En ambos milagros, Jesús no solamente cura, sino “salva”, va mucho más allá del resultado físico. Es muy importante la salud de las personas, pero es mucho más importante la plenitud de la vida y la salvación. Debemos empeñarnos en curar y restañar las heridas que este mundo loco va dejando en las personas, pero mucho más en buscar estructuras justas que hagan vivir a cada persona como hijo de Dios y en especial en este día, nuestra inquietud y nuestra atención se centrarán en la situación difícil por la que atraviesan muchas mujeres en una sociedad que les niega un lugar digno. La actitud de Jesús ante cada una de ellas es un reclamo para nosotros como Iglesia y como sociedad. No es justa la situación en la que se encuentran ni en la familia, ni en el trabajo, ni en la educación, ni en el respeto a su dignidad de personas. A la sugerencia de no molestar más a Cristo frente a la muerte de la niña, Cristo responde con una palabra alentadora: “No temas. Basta que tengas fe”. Para quienes dicen que no hay nada que hacer y se hunden en el pesimismo, son estas mismas palabras. Para aquellas mujeres que se han cansado de tanto luchar, llegan como un aliciente que les ayuda a fortalecer su corazón.
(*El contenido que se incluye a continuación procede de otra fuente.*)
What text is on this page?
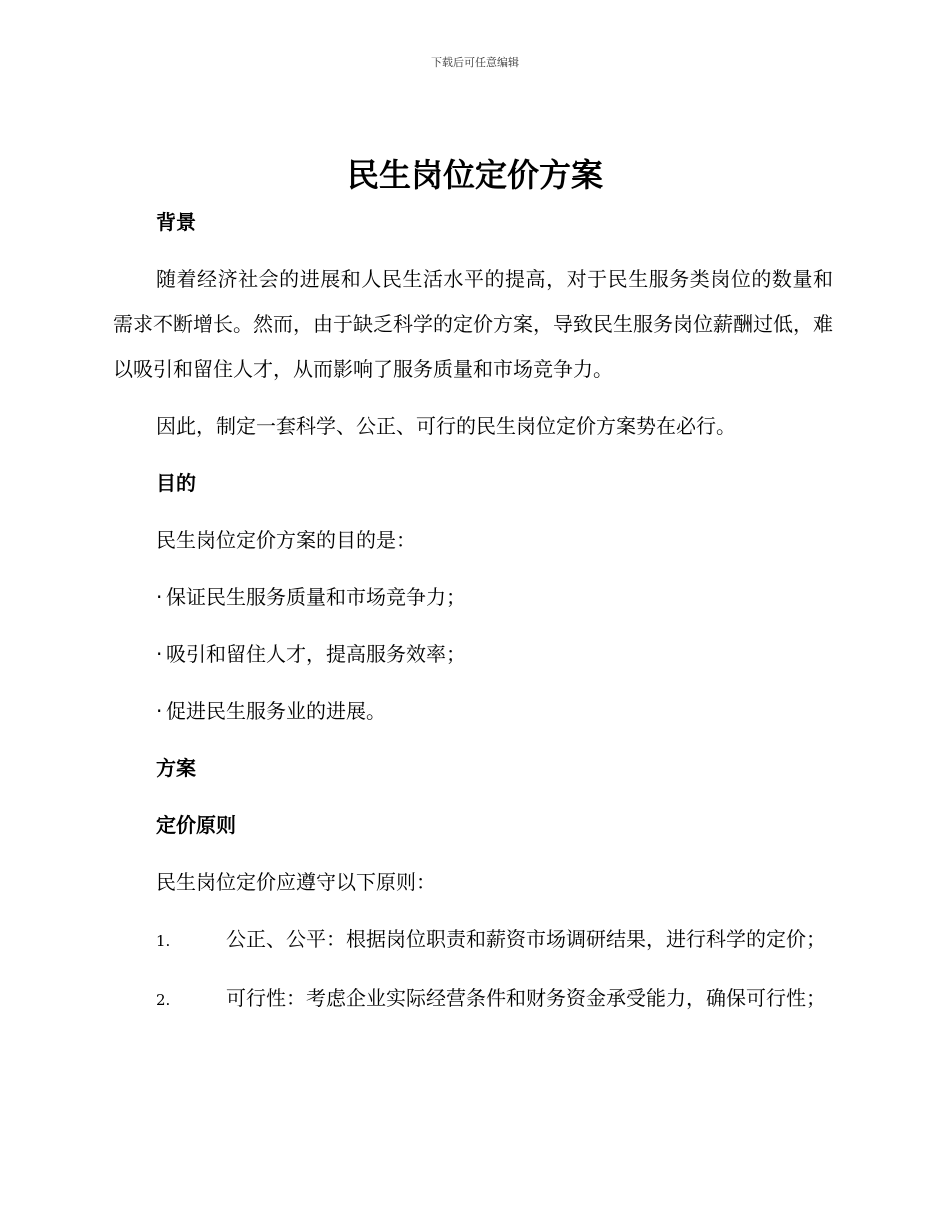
下载后可任意编辑
民生岗位定价方案
背景

随着经济社会的进展和人民生活水平的提高，对于民生服务类岗位的数量和需求不断增长。然而，由于缺乏科学的定价方案，导致民生服务岗位薪酬过低，难以吸引和留住人才，从而影响了服务质量和市场竞争力。

因此，制定一套科学、公正、可行的民生岗位定价方案势在必行。

目的

民生岗位定价方案的目的是：

· 保证民生服务质量和市场竞争力；

· 吸引和留住人才，提高服务效率；

· 促进民生服务业的进展。

方案
定价原则

民生岗位定价应遵守以下原则：

1.	公正、公平：根据岗位职责和薪资市场调研结果，进行科学的定价；

2.	可行性：考虑企业实际经营条件和财务资金承受能力，确保可行性；
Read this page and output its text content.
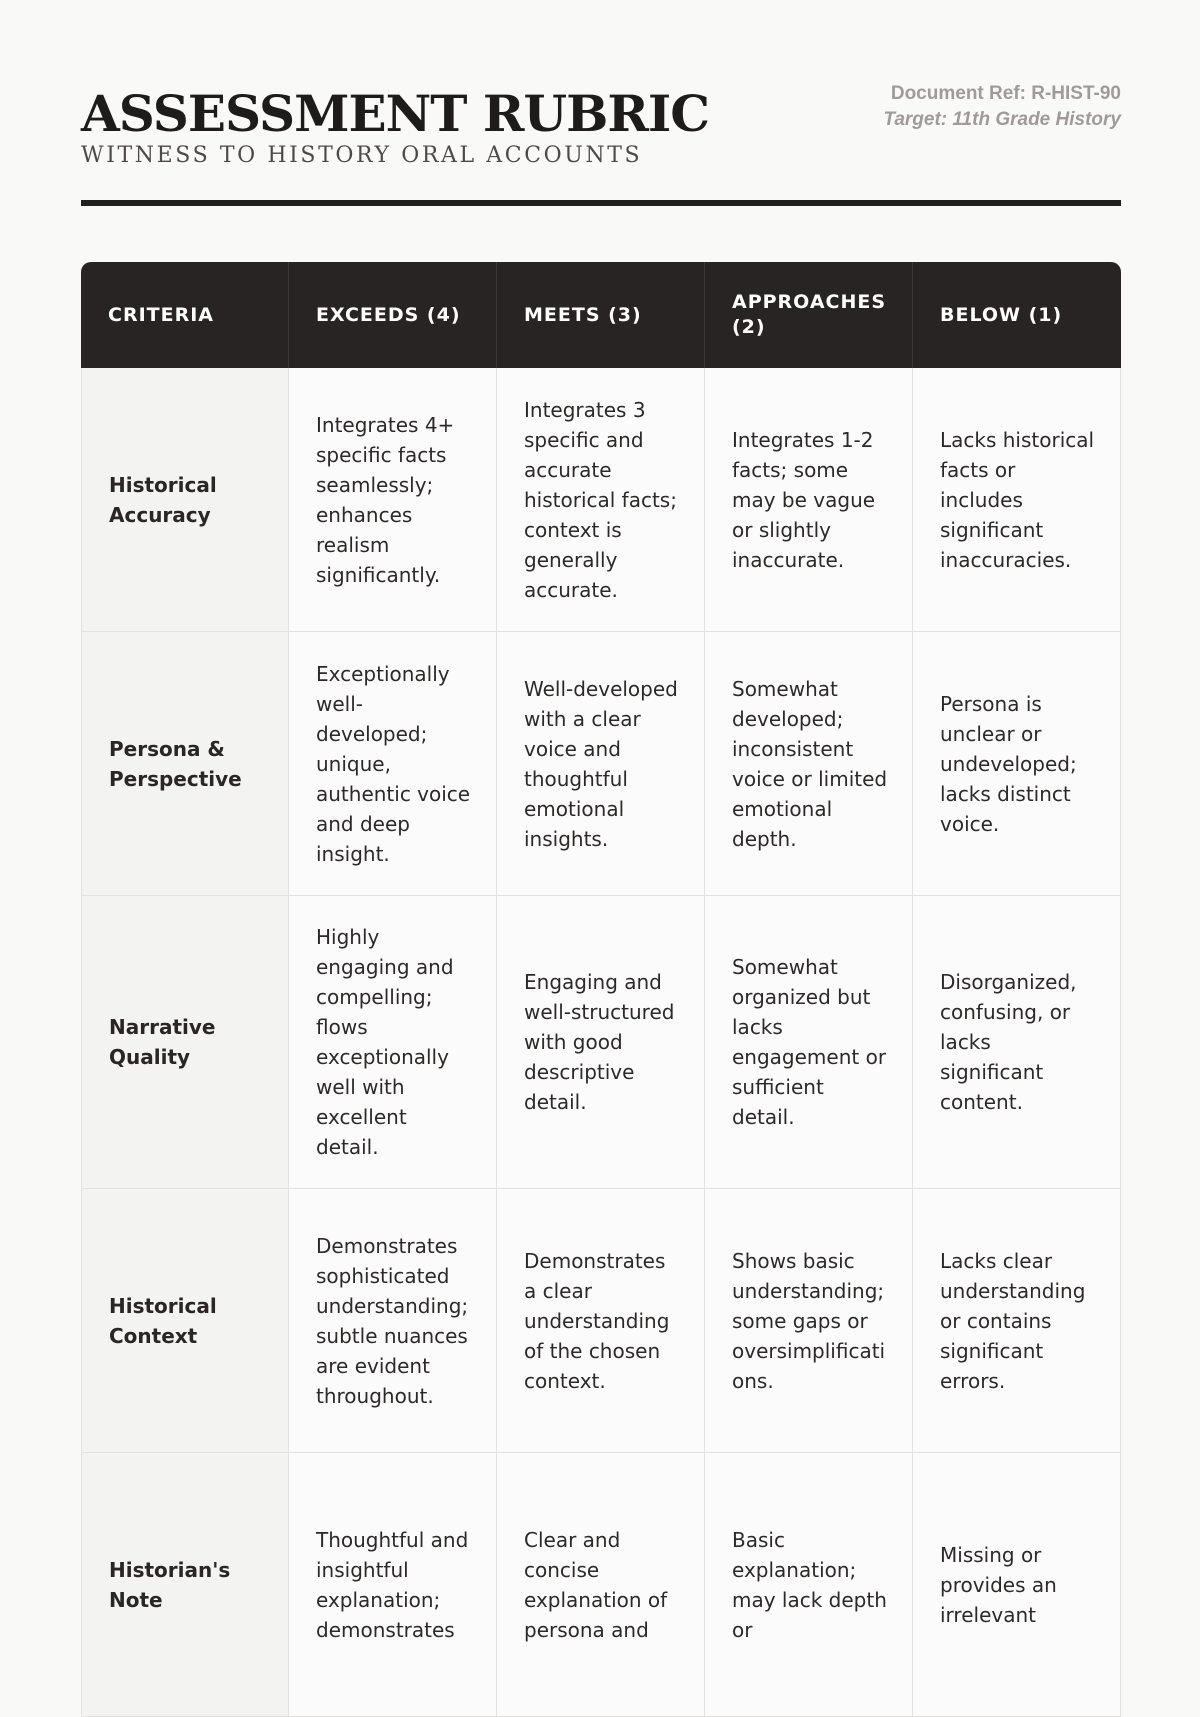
ASSESSMENT RUBRIC
WITNESS TO HISTORY ORAL ACCOUNTS
Document Ref: R-HIST-90
Target: 11th Grade History
CRITERIA	EXCEEDS (4)	MEETS (3)	APPROACHES (2)	BELOW (1)
Historical Accuracy	Integrates 4+ specific facts seamlessly; enhances realism significantly.	Integrates 3 specific and accurate historical facts; context is generally accurate.	Integrates 1-2 facts; some may be vague or slightly inaccurate.	Lacks historical facts or includes significant inaccuracies.
Persona & Perspective	Exceptionally well-developed; unique, authentic voice and deep insight.	Well-developed with a clear voice and thoughtful emotional insights.	Somewhat developed; inconsistent voice or limited emotional depth.	Persona is unclear or undeveloped; lacks distinct voice.
Narrative Quality	Highly engaging and compelling; flows exceptionally well with excellent detail.	Engaging and well-structured with good descriptive detail.	Somewhat organized but lacks engagement or sufficient detail.	Disorganized, confusing, or lacks significant content.
Historical Context	Demonstrates sophisticated understanding; subtle nuances are evident throughout.	Demonstrates a clear understanding of the chosen context.	Shows basic understanding; some gaps or oversimplifications.	Lacks clear understanding or contains significant errors.
Historian's Note	Thoughtful and insightful explanation; demonstrates	Clear and concise explanation of persona and	Basic explanation; may lack depth or	Missing or provides an irrelevant
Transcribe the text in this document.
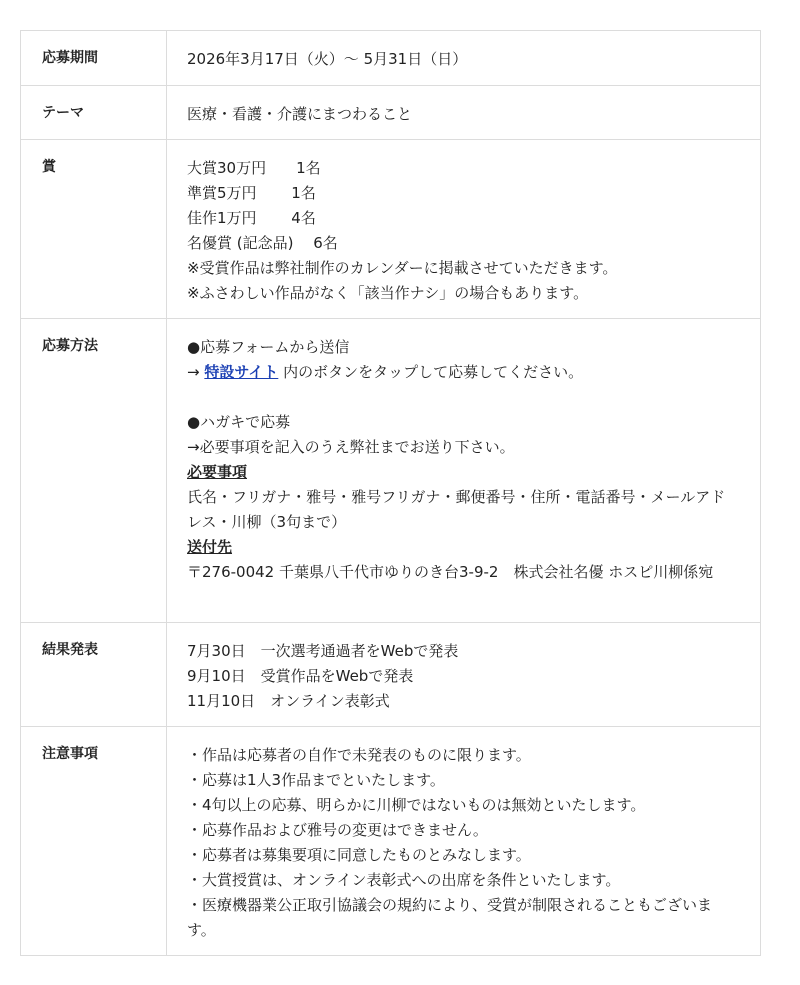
応募期間	2026年3月17日（火）〜 5月31日（日）
テーマ	医療・看護・介護にまつわること
賞	大賞30万円　　1名
準賞5万円　　 1名
佳作1万円　　 4名
名優賞 (記念品)　 6名
※受賞作品は弊社制作のカレンダーに掲載させていただきます。
※ふさわしい作品がなく「該当作ナシ」の場合もあります。
応募方法	●応募フォームから送信
→ 特設サイト 内のボタンをタップして応募してください。
●ハガキで応募
→必要事項を記入のうえ弊社までお送り下さい。
必要事項
氏名・フリガナ・雅号・雅号フリガナ・郵便番号・住所・電話番号・メールアドレス・川柳（3句まで）
送付先
〒276-0042 千葉県八千代市ゆりのき台3-9-2　株式会社名優 ホスピ川柳係宛
結果発表	7月30日　一次選考通過者をWebで発表
9月10日　受賞作品をWebで発表
11月10日　オンライン表彰式
注意事項	・作品は応募者の自作で未発表のものに限ります。
・応募は1人3作品までといたします。
・4句以上の応募、明らかに川柳ではないものは無効といたします。
・応募作品および雅号の変更はできません。
・応募者は募集要項に同意したものとみなします。
・大賞授賞は、オンライン表彰式への出席を条件といたします。
・医療機器業公正取引協議会の規約により、受賞が制限されることもございます。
Las palabras de Jesús que rescatan de la muerte a aquella niña siguen sonando para todas las mujeres que sienten que han perdido el rumbo y que no tienen alientos para levantarse: “Niña, levántate”. Es cierto que es duro el camino, es cierto que la sociedad no da nada, es cierto que parecería más fácil caer en el oropel de una vida fácil y concorde a una sociedad consumista. Pero la palabra de Jesús tiene la virtud de levantarnos, de devolvernos la esperanza y nuevamente buscar una vida más digna y llena de salvación. Tenemos la gran tarea como discípulos de Jesús de imitar a nuestro maestro. Debemos construir nuevas situaciones de respeto y dignidad para cada uno y cada una de sus hijos e hijas. También a nosotros nos pide que nos levantemos que tengamos fe, que no nos dejemos dominar por el miedo y las ataduras de una tradición. Como Iglesia nos falta dar mucho reconocimiento y valoración al trabajo apostólico, catequético y de vida que realizan las mujeres dentro de nuestro ámbito eclesial.
Padre de bondad, que por medio de tu gracia nos has hecho hijos de la luz, concédenos vivir fuera de las tinieblas del error y permanecer siempre en el esplendor de la verdad. Amén.